Help with Multi-variable Limits

[Euler2718]

Homework Statement

Evaluate or show that the limit does not exist:

$$\lim_{(x,y) \to (0,0)}\frac{ 2x^{4} + 5y^{3} }{8x^{2}-9y^{3}}$$
$$\lim_{(x,y) \to (0,-2)}\frac{ xy+2x }{3x^{2}+(y+2)^{2}}$$

Homework Equations

The Attempt at a Solution

So the first one is indeterminate and cannot be factored to make a direct substitution. So I try to show then that the limit does not exist by taking the limit along y=0 and x=0

$$y=0 \implies \lim_{(x,0) \to (0,0)} \frac{2x^{4}+5(0)^{3} }{8x^{2} -9(0)^{3}} \implies \lim_{(x,0)\to (0,0)} \frac{2x^4}{8x^{2}} = 0$$

$$x=0 \implies \lim_{(0,y) \to (0,0)} \frac{2(0)^{4}+5y^{3} }{8(0)^{2} -9y^{3}} \implies \lim_{(0,y)\to (0,0)} \frac{5y^3}{-9y^{3}} = -\frac{5}{9}$$

So the limit doesn't exist, since as x and y approach zero from two different paths they don't equal the same value? Wolfram alpha however tells me the limit is zero (assuming x and y are both real). What have I missed?

The second problem results in a indeterminate form. Could this be the correct method to show it?

First approach along x-2:

$$\lim_{(x,x-2) \to (0,-2)}\frac{ x(x-2)+2x }{3x^{2} +((x-2)+2)^{2}} = \frac{1}{4}$$

Than along x^2-2:

$$\lim_{(x,x^{2}-2) \to (0,-2)}\frac{ x(x^{2}-2)+2x }{3x^{2} +((x^{2}-2)+2)^{2}} = 0$$

So since both paths do not equal the limit does not exist? Wolfram confirms this but is the reasoning sound?

 

[Samy_A]

Homework Statement

Evaluate or show that the limit does not exist:

$$\lim_{(x,y) \to (0,0)}\frac{ 2x^{4} + 5y^{3} }{8x^{2}-9y^{3}}$$
$$\lim_{(x,y) \to (0,-2)}\frac{ xy+2x }{3x^{2}+(y+2)^{2}}$$

Homework Equations

The Attempt at a Solution

So the first one is indeterminate and cannot be factored to make a direct substitution.

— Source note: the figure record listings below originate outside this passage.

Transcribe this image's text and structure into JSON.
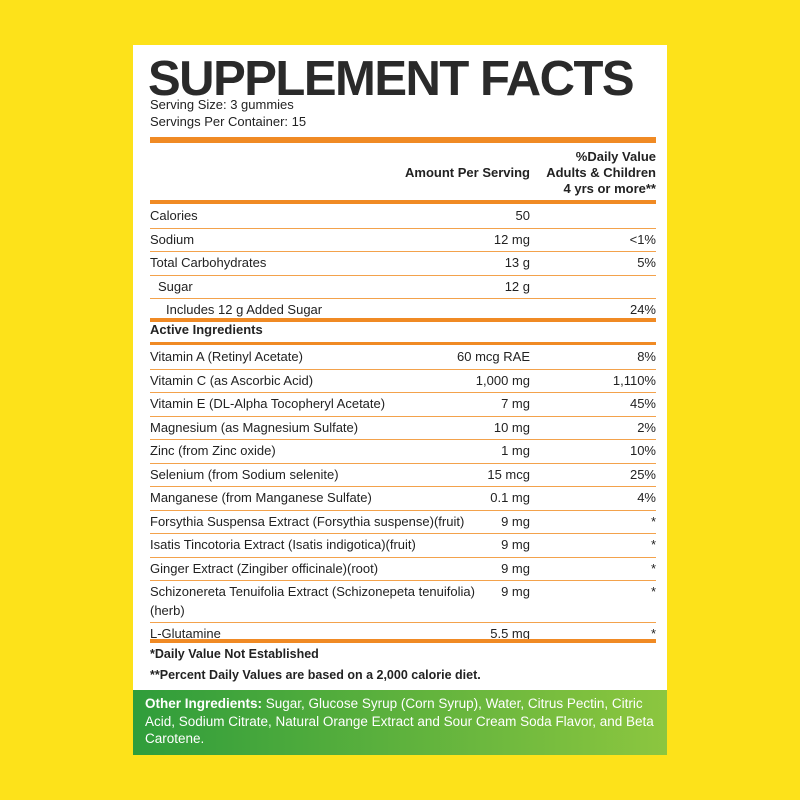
{
  "title": "SUPPLEMENT FACTS",
  "serving_size": "Serving Size: 3 gummies",
  "servings_per_container": "Servings Per Container: 15",
  "header": {
    "amount": "Amount Per Serving",
    "daily_value": [
      "%Daily Value",
      "Adults & Children",
      "4 yrs or more**"
    ]
  },
  "nutrition_rows": [
    {
      "name": "Calories",
      "amount": "50"
    },
    {
      "name": "Sodium",
      "amount": "12 mg",
      "daily_value": "<1%"
    },
    {
      "name": "Total Carbohydrates",
      "amount": "13 g",
      "daily_value": "5%"
    },
    {
      "name": "Sugar",
      "amount": "12 g"
    },
    {
      "name": "Includes 12 g Added Sugar",
      "daily_value": "24%"
    }
  ],
  "active_heading": "Active Ingredients",
  "active_rows": [
    {
      "name": "Vitamin A (Retinyl Acetate)",
      "amount": "60 mcg RAE",
      "daily_value": "8%"
    },
    {
      "name": "Vitamin C (as Ascorbic Acid)",
      "amount": "1,000 mg",
      "daily_value": "1,110%"
    },
    {
      "name": "Vitamin E (DL-Alpha Tocopheryl Acetate)",
      "amount": "7 mg",
      "daily_value": "45%"
    },
    {
      "name": "Magnesium (as Magnesium Sulfate)",
      "amount": "10 mg",
      "daily_value": "2%"
    },
    {
      "name": "Zinc (from Zinc oxide)",
      "amount": "1 mg",
      "daily_value": "10%"
    },
    {
      "name": "Selenium (from Sodium selenite)",
      "amount": "15 mcg",
      "daily_value": "25%"
    },
    {
      "name": "Manganese (from Manganese Sulfate)",
      "amount": "0.1 mg",
      "daily_value": "4%"
    },
    {
      "name": "Forsythia Suspensa Extract (Forsythia suspense)(fruit)",
      "amount": "9 mg",
      "daily_value": "*"
    },
    {
      "name": "Isatis Tincotoria Extract (Isatis indigotica)(fruit)",
      "amount": "9 mg",
      "daily_value": "*"
    },
    {
      "name": "Ginger Extract (Zingiber officinale)(root)",
      "amount": "9 mg",
      "daily_value": "*"
    },
    {
      "name": "Schizonereta Tenuifolia Extract (Schizonepeta tenuifolia)(herb)",
      "amount": "9 mg",
      "daily_value": "*"
    },
    {
      "name": "L-Glutamine",
      "amount": "5.5 mg",
      "daily_value": "*"
    }
  ],
  "footnotes": [
    "*Daily Value Not Established",
    "**Percent Daily Values are based on a 2,000 calorie diet."
  ],
  "other_ingredients": {
    "label": "Other Ingredients:",
    "text": " Sugar, Glucose Syrup (Corn Syrup), Water, Citrus Pectin, Citric Acid, Sodium Citrate, Natural Orange Extract and Sour Cream Soda Flavor, and Beta Carotene."
  }
}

So I try to show then that the limit does not exist by taking the limit along y=0 and x=0

$$y=0 \implies \lim_{(x,0) \to (0,0)} \frac{2x^{4}+5(0)^{3} }{8x^{2} -9(0)^{3}} \implies \lim_{(x,0)\to (0,0)} \frac{2x^4}{8x^{2}} = 0$$

$$x=0 \implies \lim_{(0,y) \to (0,0)} \frac{2(0)^{4}+5y^{3} }{8(0)^{2} -9y^{3}} \implies \lim_{(0,y)\to (0,0)} \frac{5y^3}{-9y^{3}} = -\frac{5}{9}$$

So the limit doesn't exist, since as x and y approach zero from two different paths they don't equal the same value? Wolfram alpha however tells me the limit is zero (assuming x and y are both real). What have I missed?

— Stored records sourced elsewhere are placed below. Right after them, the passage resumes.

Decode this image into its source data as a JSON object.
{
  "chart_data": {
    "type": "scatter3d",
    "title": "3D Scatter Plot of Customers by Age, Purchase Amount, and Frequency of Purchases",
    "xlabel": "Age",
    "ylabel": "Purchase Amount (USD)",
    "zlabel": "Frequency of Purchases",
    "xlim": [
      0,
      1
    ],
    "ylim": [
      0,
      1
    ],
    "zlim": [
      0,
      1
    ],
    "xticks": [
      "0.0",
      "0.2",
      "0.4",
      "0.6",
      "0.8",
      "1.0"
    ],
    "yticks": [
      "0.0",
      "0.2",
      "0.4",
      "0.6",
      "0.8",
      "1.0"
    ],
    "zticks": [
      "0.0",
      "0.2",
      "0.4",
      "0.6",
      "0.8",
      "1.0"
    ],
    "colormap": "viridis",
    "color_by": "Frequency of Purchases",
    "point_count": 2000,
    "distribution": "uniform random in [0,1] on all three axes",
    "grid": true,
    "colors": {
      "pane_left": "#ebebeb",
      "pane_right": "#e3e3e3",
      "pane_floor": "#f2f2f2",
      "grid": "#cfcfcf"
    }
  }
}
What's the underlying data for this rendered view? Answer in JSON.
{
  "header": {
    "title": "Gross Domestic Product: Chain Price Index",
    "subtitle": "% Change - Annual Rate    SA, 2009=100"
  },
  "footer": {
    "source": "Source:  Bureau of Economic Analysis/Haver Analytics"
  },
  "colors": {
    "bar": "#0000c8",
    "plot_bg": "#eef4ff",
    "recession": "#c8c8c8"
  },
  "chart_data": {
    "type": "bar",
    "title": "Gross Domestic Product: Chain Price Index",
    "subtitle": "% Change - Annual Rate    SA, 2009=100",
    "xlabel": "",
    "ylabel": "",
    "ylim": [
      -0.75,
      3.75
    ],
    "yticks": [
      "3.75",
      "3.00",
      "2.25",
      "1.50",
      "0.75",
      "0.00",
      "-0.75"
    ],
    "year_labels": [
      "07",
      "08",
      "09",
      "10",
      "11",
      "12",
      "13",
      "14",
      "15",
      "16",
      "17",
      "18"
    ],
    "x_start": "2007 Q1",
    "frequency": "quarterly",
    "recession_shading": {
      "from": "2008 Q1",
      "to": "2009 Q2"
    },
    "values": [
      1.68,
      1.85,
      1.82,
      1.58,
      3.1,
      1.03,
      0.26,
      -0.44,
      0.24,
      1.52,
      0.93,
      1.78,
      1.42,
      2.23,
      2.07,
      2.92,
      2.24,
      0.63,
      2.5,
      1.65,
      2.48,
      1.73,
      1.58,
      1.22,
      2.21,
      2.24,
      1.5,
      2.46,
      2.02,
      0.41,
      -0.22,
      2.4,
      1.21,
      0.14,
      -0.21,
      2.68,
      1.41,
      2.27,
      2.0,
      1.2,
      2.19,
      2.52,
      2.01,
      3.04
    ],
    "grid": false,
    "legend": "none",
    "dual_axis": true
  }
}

The second problem results in a indeterminate form. Could this be the correct method to show it?

First approach along x-2:

$$\lim_{(x,x-2) \to (0,-2)}\frac{ x(x-2)+2x }{3x^{2} +((x-2)+2)^{2}} = \frac{1}{4}$$

Than along x^2-2:

$$\lim_{(x,x^{2}-2) \to (0,-2)}\frac{ x(x^{2}-2)+2x }{3x^{2} +((x^{2}-2)+2)^{2}} = 0$$

So since both paths do not equal the limit does not exist? Wolfram confirms this but is the reasoning sound?

If you find different limits along different paths, then the limit doesn't exist. That is indeed sound reasoning.